Washington Post blogger Jennifer Rubin argues with something approximating good faith that Clint Eastwood's performance at the Republican National Convention last night has become a positive for Mitt Romney:
Rattled and bitter that they could not knock the Romney-Ryan ticket off-message, the Obama team and its allies in the blogosphere fixated on Clint Eastwood. Listen, I was there and it was darn weird. But at times it was funny and devastating in its dismissal of the president's excuses. And in clips and sound bites the day after the live performance, the oddness is diminished and the punch lines seem more biting. In simple terms, the movie icon encapsulated the message of the convention: If someone is doing a bad job, you have to fire him.

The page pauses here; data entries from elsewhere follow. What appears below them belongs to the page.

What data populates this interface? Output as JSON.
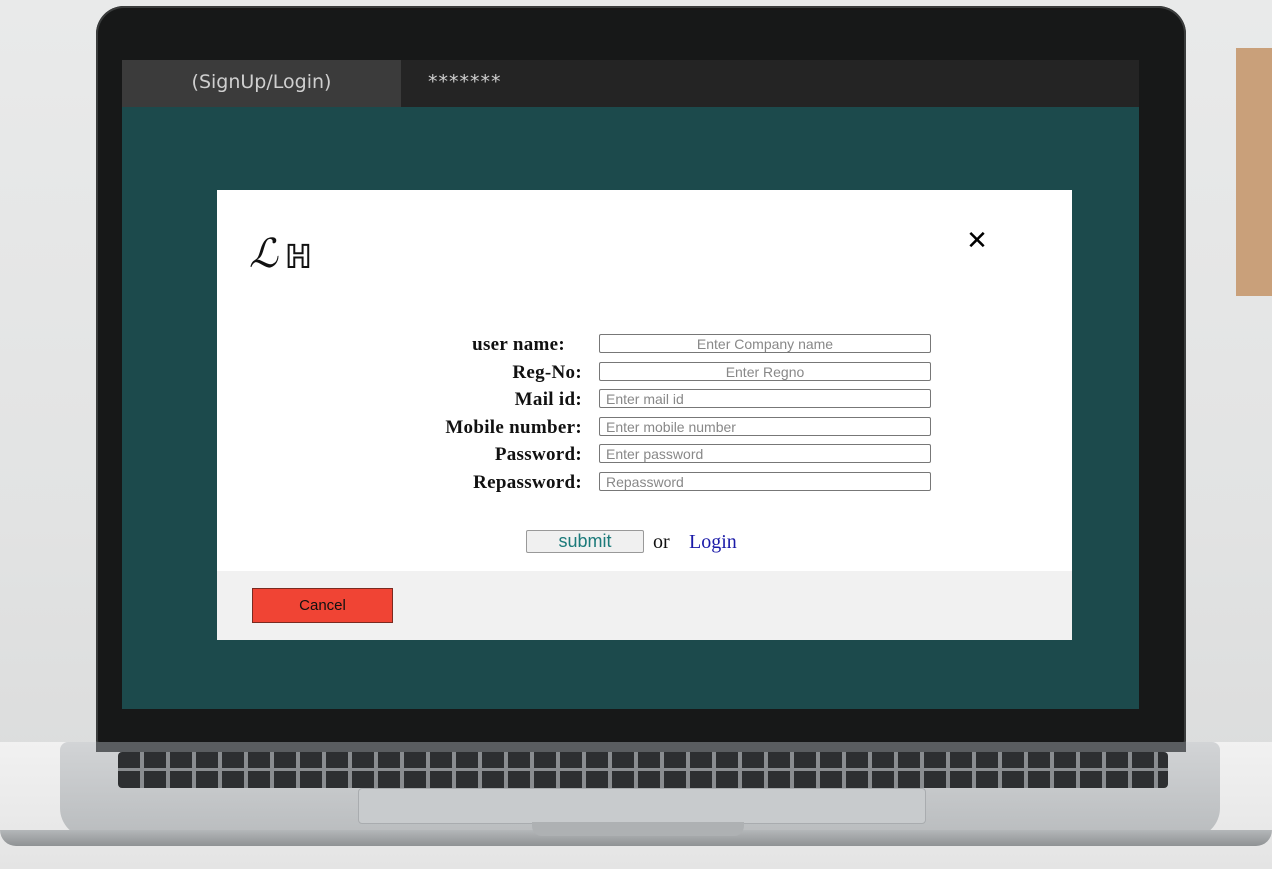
{
  "window": {
    "tabs": [
      {
        "label": "(SignUp/Login)",
        "active": true
      },
      {
        "label": "*******",
        "active": false
      }
    ]
  },
  "modal": {
    "logo": {
      "left": "ℒ",
      "right": "H"
    },
    "close_icon": "✕",
    "fields": [
      {
        "label": "user name:",
        "placeholder": "Enter Company name"
      },
      {
        "label": "Reg-No:",
        "placeholder": "Enter Regno"
      },
      {
        "label": "Mail id:",
        "placeholder": "Enter mail id"
      },
      {
        "label": "Mobile number:",
        "placeholder": "Enter mobile number"
      },
      {
        "label": "Password:",
        "placeholder": "Enter password"
      },
      {
        "label": "Repassword:",
        "placeholder": "Repassword"
      }
    ],
    "submit_label": "submit",
    "or_text": "or",
    "login_link": "Login",
    "cancel_label": "Cancel"
  },
  "colors": {
    "screen_bg": "#1c4a4c",
    "cancel_bg": "#f04434",
    "link": "#1a1aa8",
    "submit_text": "#1b7a7a"
  }
}
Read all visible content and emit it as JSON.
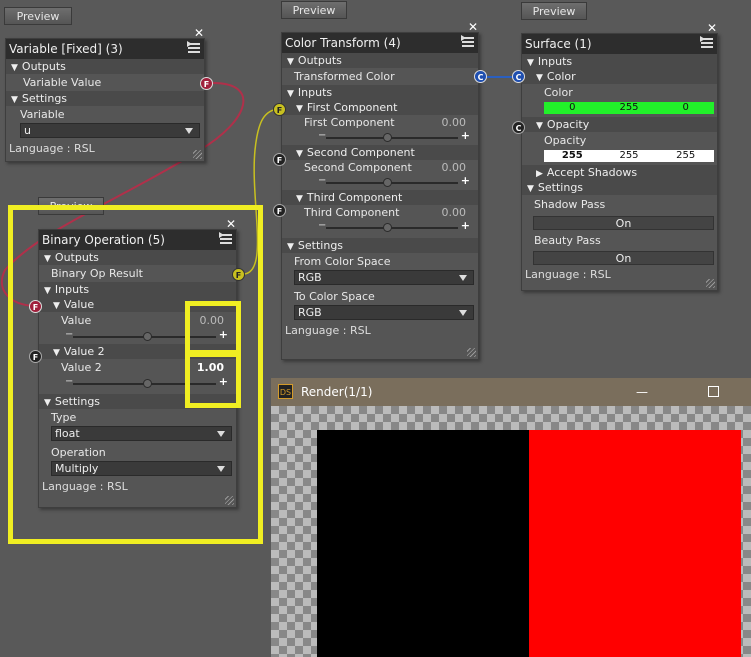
{
  "preview_label": "Preview",
  "variable_node": {
    "title": "Variable [Fixed] (3)",
    "outputs_label": "Outputs",
    "output_variable_value": "Variable Value",
    "settings_label": "Settings",
    "variable_label": "Variable",
    "variable_value": "u",
    "language": "Language : RSL",
    "port_f": "F"
  },
  "color_transform_node": {
    "title": "Color Transform (4)",
    "outputs_label": "Outputs",
    "output_transformed_color": "Transformed Color",
    "inputs_label": "Inputs",
    "first_component_label": "First Component",
    "first_component_value": "0.00",
    "second_component_label": "Second Component",
    "second_component_value": "0.00",
    "third_component_label": "Third Component",
    "third_component_value": "0.00",
    "settings_label": "Settings",
    "from_color_space_label": "From Color Space",
    "from_color_space_value": "RGB",
    "to_color_space_label": "To Color Space",
    "to_color_space_value": "RGB",
    "language": "Language : RSL",
    "port_f": "F",
    "port_c": "C"
  },
  "surface_node": {
    "title": "Surface (1)",
    "inputs_label": "Inputs",
    "color_label": "Color",
    "color_param_label": "Color",
    "color_values": [
      "0",
      "255",
      "0"
    ],
    "color_hex": "#22f02a",
    "opacity_label": "Opacity",
    "opacity_param_label": "Opacity",
    "opacity_values": [
      "255",
      "255",
      "255"
    ],
    "accept_shadows_label": "Accept Shadows",
    "settings_label": "Settings",
    "shadow_pass_label": "Shadow Pass",
    "shadow_pass_value": "On",
    "beauty_pass_label": "Beauty Pass",
    "beauty_pass_value": "On",
    "language": "Language : RSL",
    "port_c": "C"
  },
  "binary_op_node": {
    "title": "Binary Operation (5)",
    "outputs_label": "Outputs",
    "output_result": "Binary Op Result",
    "inputs_label": "Inputs",
    "value_section_label": "Value",
    "value_label": "Value",
    "value_value": "0.00",
    "value2_section_label": "Value 2",
    "value2_label": "Value 2",
    "value2_value": "1.00",
    "settings_label": "Settings",
    "type_label": "Type",
    "type_value": "float",
    "operation_label": "Operation",
    "operation_value": "Multiply",
    "language": "Language : RSL",
    "port_f": "F"
  },
  "render_window": {
    "title": "Render(1/1)",
    "logo_text": "DS",
    "minimize_glyph": "—",
    "close_glyph": "✕",
    "left_color": "#000000",
    "right_color": "#ff0000"
  },
  "colors": {
    "highlight": "#f0ee22",
    "wire_red": "#b0304a",
    "wire_yellow": "#c8c020",
    "wire_blue": "#2a5fc0"
  }
}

Eastwood apparently so annoyed the egomaniacal president that the leader of the Free World felt compelled to hit back via Twitter (“this seat is taken”) at the movie star. Talk about losing your presidential aura. Empty chair = Obama is now a powerful association. Will the chair be in ads?

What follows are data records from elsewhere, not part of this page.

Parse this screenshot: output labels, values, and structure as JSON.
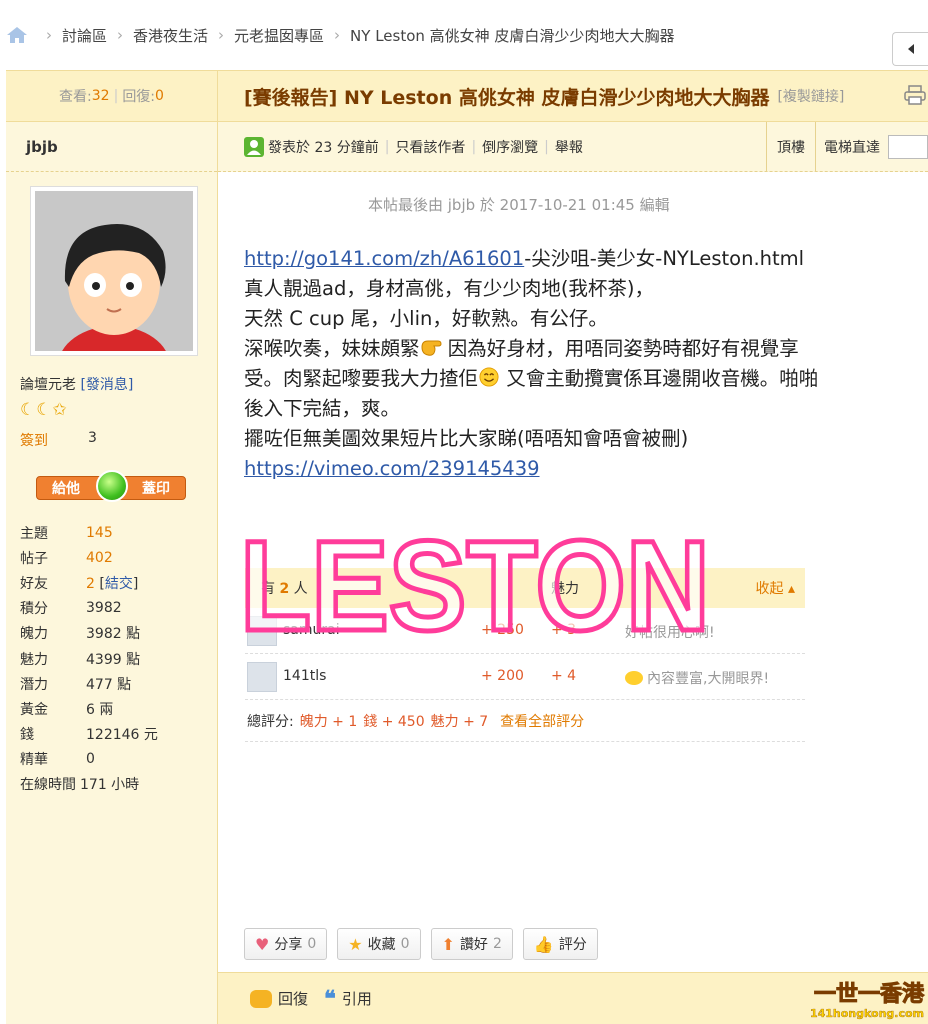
{
  "breadcrumb": {
    "items": [
      "討論區",
      "香港夜生活",
      "元老揾囡專區",
      "NY Leston 高佻女神 皮膚白滑少少肉地大大胸器"
    ]
  },
  "thread": {
    "views_label": "查看:",
    "views": "32",
    "replies_label": "回復:",
    "replies": "0",
    "title": "[賽後報告] NY Leston 高佻女神 皮膚白滑少少肉地大大胸器",
    "copy_link": "[複製鏈接]"
  },
  "author": {
    "name": "jbjb",
    "rank": "論壇元老",
    "pm": "[發消息]",
    "stars": "☾☾✩",
    "checkin_label": "簽到",
    "checkin_value": "3",
    "stamp_left": "給他",
    "stamp_right": "蓋印",
    "stats": [
      {
        "k": "主題",
        "v": "145"
      },
      {
        "k": "帖子",
        "v": "402"
      },
      {
        "k": "好友",
        "v": "2",
        "extra": "結交"
      },
      {
        "k": "積分",
        "v": "3982"
      },
      {
        "k": "魄力",
        "v": "3982 點"
      },
      {
        "k": "魅力",
        "v": "4399 點"
      },
      {
        "k": "潛力",
        "v": "477 點"
      },
      {
        "k": "黃金",
        "v": "6 兩"
      },
      {
        "k": "錢",
        "v": "122146 元"
      },
      {
        "k": "精華",
        "v": "0"
      },
      {
        "k": "在線時間",
        "v": "171 小時"
      }
    ]
  },
  "postmeta": {
    "posted": "發表於 23 分鐘前",
    "only_author": "只看該作者",
    "reverse": "倒序瀏覽",
    "report": "舉報",
    "top": "頂樓",
    "elevator": "電梯直達"
  },
  "post": {
    "edited": "本帖最後由 jbjb 於 2017-10-21 01:45 編輯",
    "link1": "http://go141.com/zh/A61601",
    "after_link1": "-尖沙咀-美少女-NYLeston.html",
    "line2": "真人靚過ad，身材高佻，有少少肉地(我杯茶)，",
    "line3": "天然 C cup 尾，小lin，好軟熟。有公仔。",
    "line4a": "深喉吹奏，妹妹頗緊",
    "line4b": " 因為好身材，用唔同姿勢時都好有視覺享受。肉緊起嚟要我大力揸佢",
    "line4c": " 又會主動攬實係耳邊開收音機。啪啪後入下完結，爽。",
    "line5": "擺咗佢無美圖效果短片比大家睇(唔唔知會唔會被刪)",
    "link2": "https://vimeo.com/239145439"
  },
  "rating": {
    "header_prefix": "有",
    "header_count": "2",
    "header_suffix": "人",
    "col_charm": "魅力",
    "collapse": "收起",
    "rows": [
      {
        "name": "samurai",
        "gold": "+ 250",
        "charm": "+ 3",
        "reason": "好帖很用心啊!"
      },
      {
        "name": "141tls",
        "gold": "+ 200",
        "charm": "+ 4",
        "reason": "內容豐富,大開眼界!"
      }
    ],
    "total_label": "總評分:",
    "total1": "魄力 + 1",
    "total2": "錢 + 450",
    "total3": "魅力 + 7",
    "view_all": "查看全部評分"
  },
  "watermark": "LESTON",
  "actions": [
    {
      "label": "分享",
      "count": "0",
      "icon": "heart-icon"
    },
    {
      "label": "收藏",
      "count": "0",
      "icon": "star-icon"
    },
    {
      "label": "讚好",
      "count": "2",
      "icon": "up-arrow-icon"
    },
    {
      "label": "評分",
      "count": "",
      "icon": "thumb-icon"
    }
  ],
  "reply": {
    "reply": "回復",
    "quote": "引用"
  },
  "site_logo": {
    "line1": "一世一香港",
    "line2": "141hongkong.com"
  },
  "colors": {
    "accent": "#e07a00",
    "title": "#7a3c00",
    "link": "#2f5aa8",
    "watermark": "#ff3c9a"
  }
}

In this, as in so many other artificial kerfuffles, the media's feigned outrage only serves Romney's purpose. Now everyone is familiar with Eastwood's cracks, and the conversation has taken the place of any criticism of the two nominees' speeches.
Here's the logic, if you can follow it:
Eastwood goes on stage at the convention minutes before the Republican nominee accepts his nomination and holds a baffling “conversation” with the invisible president he imagines is sitting next to him, and this is “funny and devastating” and this doesn't reflect poorly on Romney whatsoever.